IMOLA, 14 aprile 2026 – Si respira aria di forte tensione tra i corridoi dell’Azienda Sanitaria Locale. Il sindacato FIALS Imola, per mano del Segretario Territoriale Stefano De Pandis, ha notificato una diffida formale ai vertici dell’AUSL, denunciando una gestione organizzativa ritenuta ormai insostenibile per i lavoratori del comparto sanitario. Al centro della protesta, una grave carenza di organico e un piano di riorganizzazione degli orari fortemente contestato dai dipendenti.


Carenze strutturali e reparti allo stremo

La denuncia di FIALS fotografa ancora una volta le criticità legate alla situazione del personale infermieristico. Segnalate come gravi e perduranti, colpiscono alcuni reparti importanti: dal Dipartimento Medico all’Emergenza-Urgenza, passando per le Aree Critiche e l’Assistenza Domiciliare Integrata (ADI).

Secondo la FIALS, i lavoratori sono sottoposti a continui richiami durante i giorni di riposo e a un uso eccessivo e strutturale di straordinari e pronta disponibilità. Una prassi che, di fatto, rende impossibile per il personale godere regolarmente di ferie, permessi e dei necessari recuperi psico-fisici.

Il nodo della discordia: i turni “lunghi”

Ad accendere definitivamente la miccia è stata la prospettata riorganizzazione dei turni, che prevede l’introduzione delle cosiddette “lunghe” dalle 7:00 alle 20:00. Una misura che ha incontrato la netta e immediata contrarietà dei lavoratori.

Il sindacato evidenzia come turni di questa portata non solo aggravino pesantemente il carico psico-fisico del personale, aumentando il rischio di stress lavoro-correlato, ma distruggano il delicato equilibrio tra vita professionale e privata. A pagarne le spese maggiori sarebbero le lavoratrici madri e i colleghi con carichi di cura familiare, in netto contrasto con le direttive europee sui riposi minimi, le norme sulla maternità e i diritti sanciti dal Contratto Nazionale.

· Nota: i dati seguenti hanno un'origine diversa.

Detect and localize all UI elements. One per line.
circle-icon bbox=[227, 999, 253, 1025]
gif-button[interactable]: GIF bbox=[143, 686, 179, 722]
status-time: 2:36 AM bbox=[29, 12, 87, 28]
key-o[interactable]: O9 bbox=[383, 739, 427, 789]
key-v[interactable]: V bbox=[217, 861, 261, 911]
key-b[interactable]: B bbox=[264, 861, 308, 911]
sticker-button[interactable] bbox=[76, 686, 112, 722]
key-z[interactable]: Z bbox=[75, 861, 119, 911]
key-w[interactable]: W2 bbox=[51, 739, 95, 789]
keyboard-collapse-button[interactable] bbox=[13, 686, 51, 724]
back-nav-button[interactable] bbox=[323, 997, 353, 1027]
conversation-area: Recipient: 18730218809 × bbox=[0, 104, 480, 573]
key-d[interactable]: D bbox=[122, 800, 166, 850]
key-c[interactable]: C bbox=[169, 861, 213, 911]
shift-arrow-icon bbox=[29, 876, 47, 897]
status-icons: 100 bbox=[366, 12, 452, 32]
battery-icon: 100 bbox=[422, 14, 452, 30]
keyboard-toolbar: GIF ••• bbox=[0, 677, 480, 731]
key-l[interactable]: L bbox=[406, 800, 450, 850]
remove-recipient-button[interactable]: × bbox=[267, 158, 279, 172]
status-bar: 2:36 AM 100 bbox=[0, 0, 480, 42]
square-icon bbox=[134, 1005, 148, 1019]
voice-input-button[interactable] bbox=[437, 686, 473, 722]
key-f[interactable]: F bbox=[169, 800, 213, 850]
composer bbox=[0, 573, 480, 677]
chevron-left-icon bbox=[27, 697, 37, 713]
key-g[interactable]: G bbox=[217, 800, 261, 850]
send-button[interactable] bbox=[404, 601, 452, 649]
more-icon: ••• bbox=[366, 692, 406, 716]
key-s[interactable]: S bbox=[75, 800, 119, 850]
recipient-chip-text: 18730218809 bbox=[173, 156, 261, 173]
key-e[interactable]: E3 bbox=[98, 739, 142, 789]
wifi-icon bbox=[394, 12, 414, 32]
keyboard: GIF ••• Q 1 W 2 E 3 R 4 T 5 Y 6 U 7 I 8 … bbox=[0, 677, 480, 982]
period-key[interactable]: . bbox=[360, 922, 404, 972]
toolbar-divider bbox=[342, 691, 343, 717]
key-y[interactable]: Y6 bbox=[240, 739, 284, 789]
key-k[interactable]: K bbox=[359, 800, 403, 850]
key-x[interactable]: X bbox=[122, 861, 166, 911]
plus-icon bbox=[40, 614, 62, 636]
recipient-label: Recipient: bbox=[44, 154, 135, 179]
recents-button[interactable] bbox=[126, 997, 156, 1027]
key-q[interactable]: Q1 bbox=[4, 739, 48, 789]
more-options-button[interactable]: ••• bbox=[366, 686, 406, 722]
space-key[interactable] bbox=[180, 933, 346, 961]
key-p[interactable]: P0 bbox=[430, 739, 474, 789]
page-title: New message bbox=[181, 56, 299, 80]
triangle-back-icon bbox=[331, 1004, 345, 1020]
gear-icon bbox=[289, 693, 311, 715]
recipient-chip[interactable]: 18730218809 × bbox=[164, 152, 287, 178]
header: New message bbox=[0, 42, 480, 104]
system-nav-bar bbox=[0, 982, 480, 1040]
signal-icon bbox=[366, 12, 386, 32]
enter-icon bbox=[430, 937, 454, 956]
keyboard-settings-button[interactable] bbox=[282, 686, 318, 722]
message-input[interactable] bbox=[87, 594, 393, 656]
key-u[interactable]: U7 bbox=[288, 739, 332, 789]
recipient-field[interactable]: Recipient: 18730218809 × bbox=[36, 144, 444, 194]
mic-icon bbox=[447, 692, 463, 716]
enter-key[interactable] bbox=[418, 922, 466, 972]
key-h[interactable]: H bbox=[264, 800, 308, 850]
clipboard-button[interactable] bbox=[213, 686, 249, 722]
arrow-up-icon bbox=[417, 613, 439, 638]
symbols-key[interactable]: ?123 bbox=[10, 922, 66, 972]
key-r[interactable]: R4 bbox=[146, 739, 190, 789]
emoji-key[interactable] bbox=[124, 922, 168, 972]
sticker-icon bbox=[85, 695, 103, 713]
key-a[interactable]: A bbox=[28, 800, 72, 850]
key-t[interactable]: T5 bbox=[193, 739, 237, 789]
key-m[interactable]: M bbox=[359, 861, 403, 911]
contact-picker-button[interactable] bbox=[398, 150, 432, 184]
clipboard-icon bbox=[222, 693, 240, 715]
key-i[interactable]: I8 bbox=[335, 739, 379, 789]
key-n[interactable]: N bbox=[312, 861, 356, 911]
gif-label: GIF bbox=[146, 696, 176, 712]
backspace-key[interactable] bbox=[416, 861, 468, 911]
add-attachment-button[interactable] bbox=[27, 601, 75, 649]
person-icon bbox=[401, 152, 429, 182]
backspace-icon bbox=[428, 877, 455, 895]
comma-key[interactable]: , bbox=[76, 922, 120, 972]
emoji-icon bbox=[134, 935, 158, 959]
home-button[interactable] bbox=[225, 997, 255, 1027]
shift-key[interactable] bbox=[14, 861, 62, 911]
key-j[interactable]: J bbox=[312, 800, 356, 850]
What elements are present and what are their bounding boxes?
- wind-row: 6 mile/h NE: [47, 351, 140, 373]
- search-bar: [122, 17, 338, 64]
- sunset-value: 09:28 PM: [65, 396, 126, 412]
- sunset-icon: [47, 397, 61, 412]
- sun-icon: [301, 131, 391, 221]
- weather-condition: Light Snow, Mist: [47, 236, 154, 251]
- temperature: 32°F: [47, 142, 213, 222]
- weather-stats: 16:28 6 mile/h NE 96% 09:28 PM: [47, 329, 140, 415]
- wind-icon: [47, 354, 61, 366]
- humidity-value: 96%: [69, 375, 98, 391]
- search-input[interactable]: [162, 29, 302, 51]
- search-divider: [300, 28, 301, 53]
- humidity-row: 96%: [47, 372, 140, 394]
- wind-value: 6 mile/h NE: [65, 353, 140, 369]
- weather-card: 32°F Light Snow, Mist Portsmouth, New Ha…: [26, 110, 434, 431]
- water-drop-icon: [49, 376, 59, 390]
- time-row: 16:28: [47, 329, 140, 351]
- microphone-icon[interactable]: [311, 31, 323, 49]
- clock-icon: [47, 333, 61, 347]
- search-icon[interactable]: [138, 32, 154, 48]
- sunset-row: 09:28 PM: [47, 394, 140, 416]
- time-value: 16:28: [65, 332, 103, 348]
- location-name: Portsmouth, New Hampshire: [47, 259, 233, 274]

Le richieste e l’ultimatum

La diffida intima all’AUSL di non imporre la nuova turnazione senza un previo confronto sindacale e di porre fine al rinvio sistematico delle ferie. Per sbloccare l’impasse, la FIALS avanza richieste precise:

  • Sospensione e confronto: Blocco immediato dei turni 7-20 e convocazione urgente di un tavolo sindacale entro 5 giorni.
  • Piano di rientro strutturale: Un cronoprogramma chiaro su assunzioni e stabilizzazioni per coprire la pianta organica, con la possibilità di chiusure anticipate di alcuni servizi in vista dell’estate pur di ridurre il ricorso agli straordinari.
  • Sicurezza e conciliazione: Aggiornamento della valutazione dei rischi (incluso lo stress) e adozione di tutele reali per le lavoratrici madri e le famiglie.

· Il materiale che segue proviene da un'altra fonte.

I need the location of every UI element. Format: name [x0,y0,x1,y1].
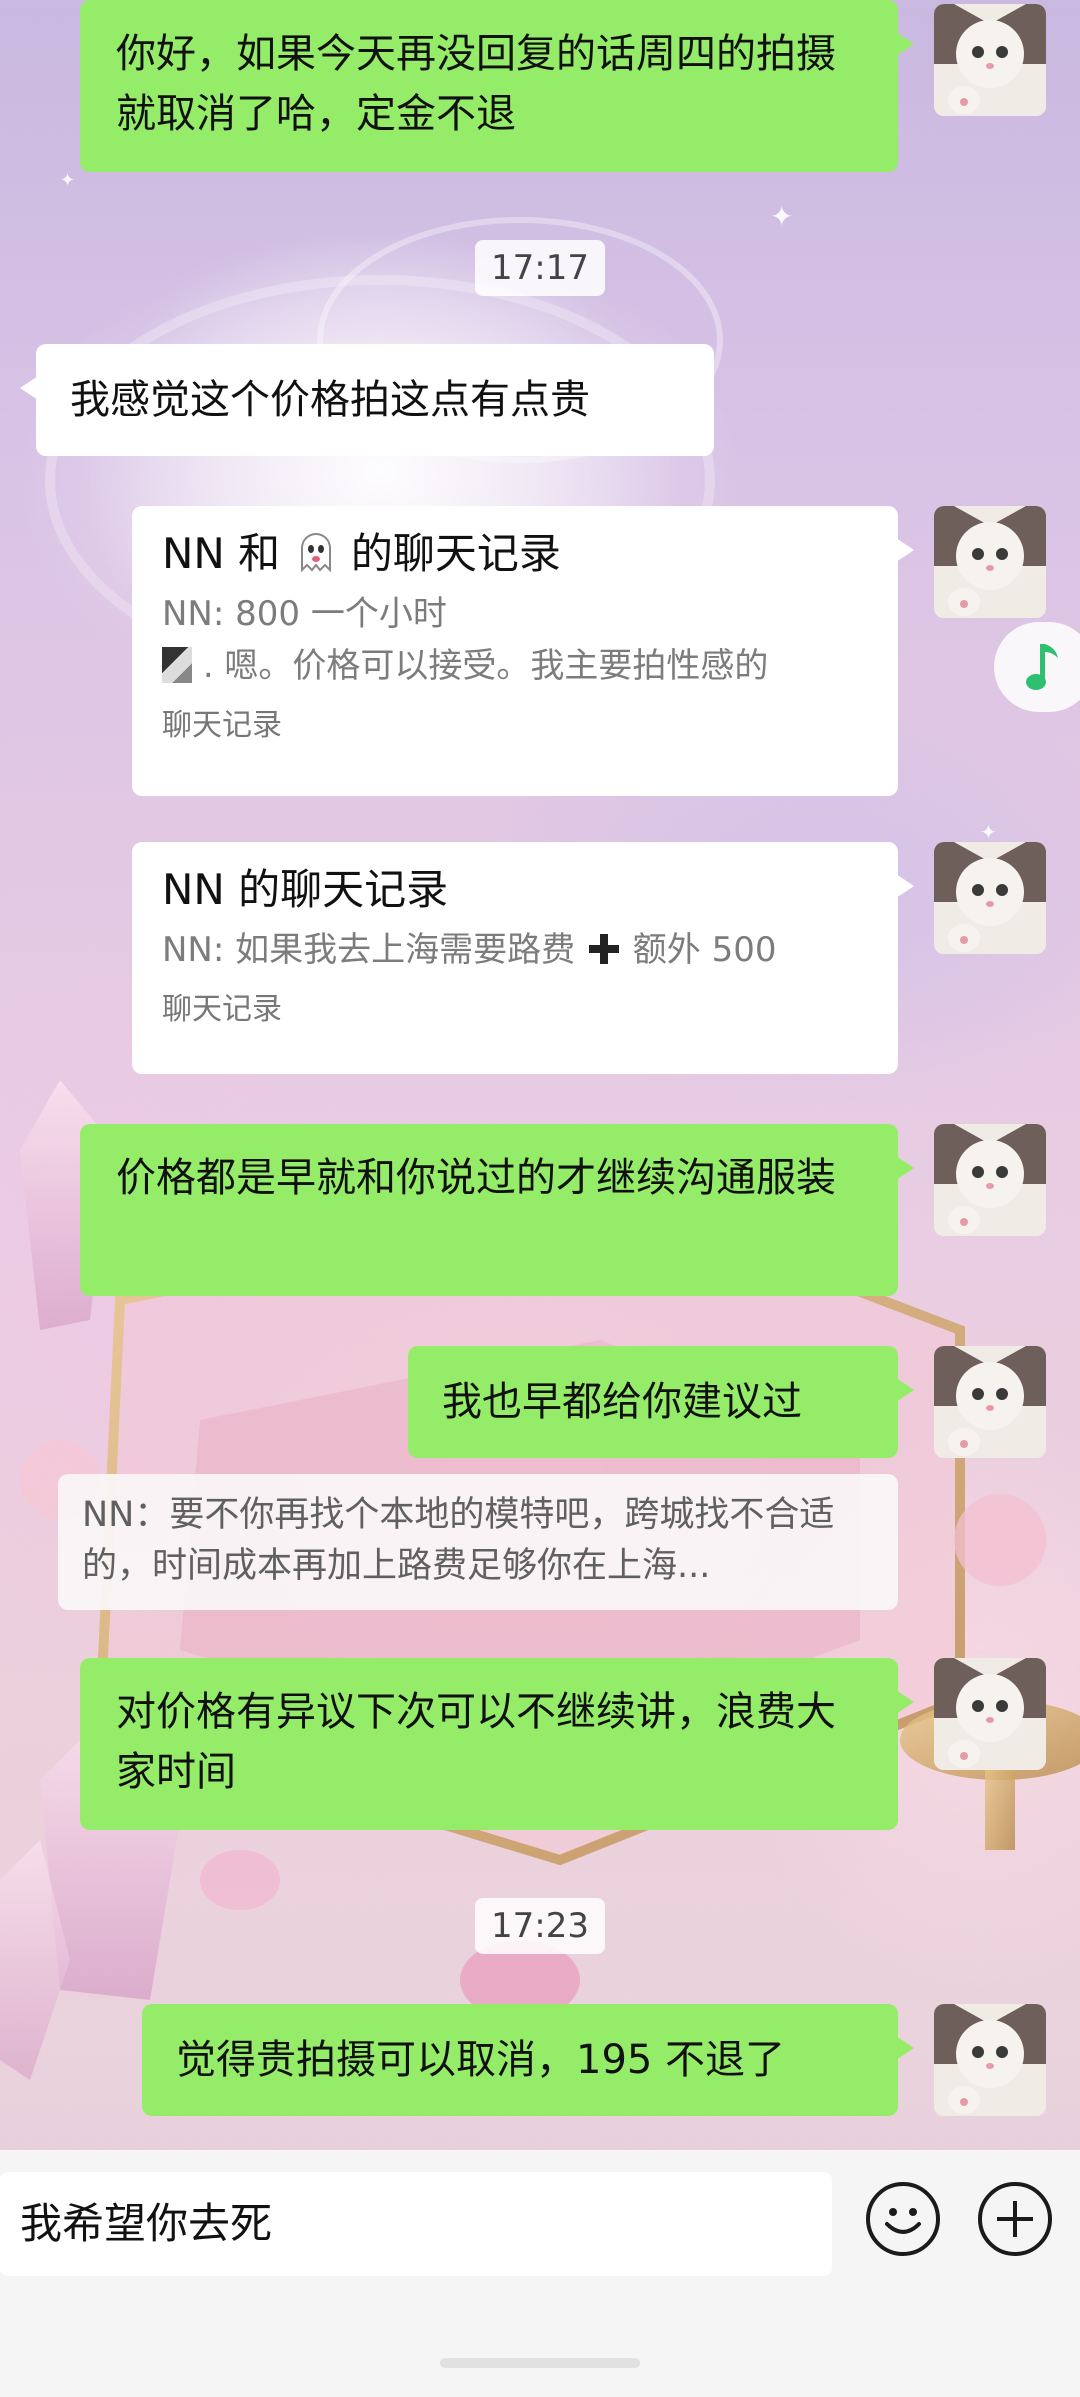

L’avvertimento finale della FIALS non lascia spazio a interpretazioni: in assenza di un riscontro scritto e di misure correttive concrete entro 10 giorni, scatterà la proclamazione formale dello stato di agitazione di tutto il personale del comparto. Un’azione che darà il via alle procedure di raffreddamento e che, senza un accordo, porterà dritto allo sciopero. La palla ora passa alla Direzione Generale.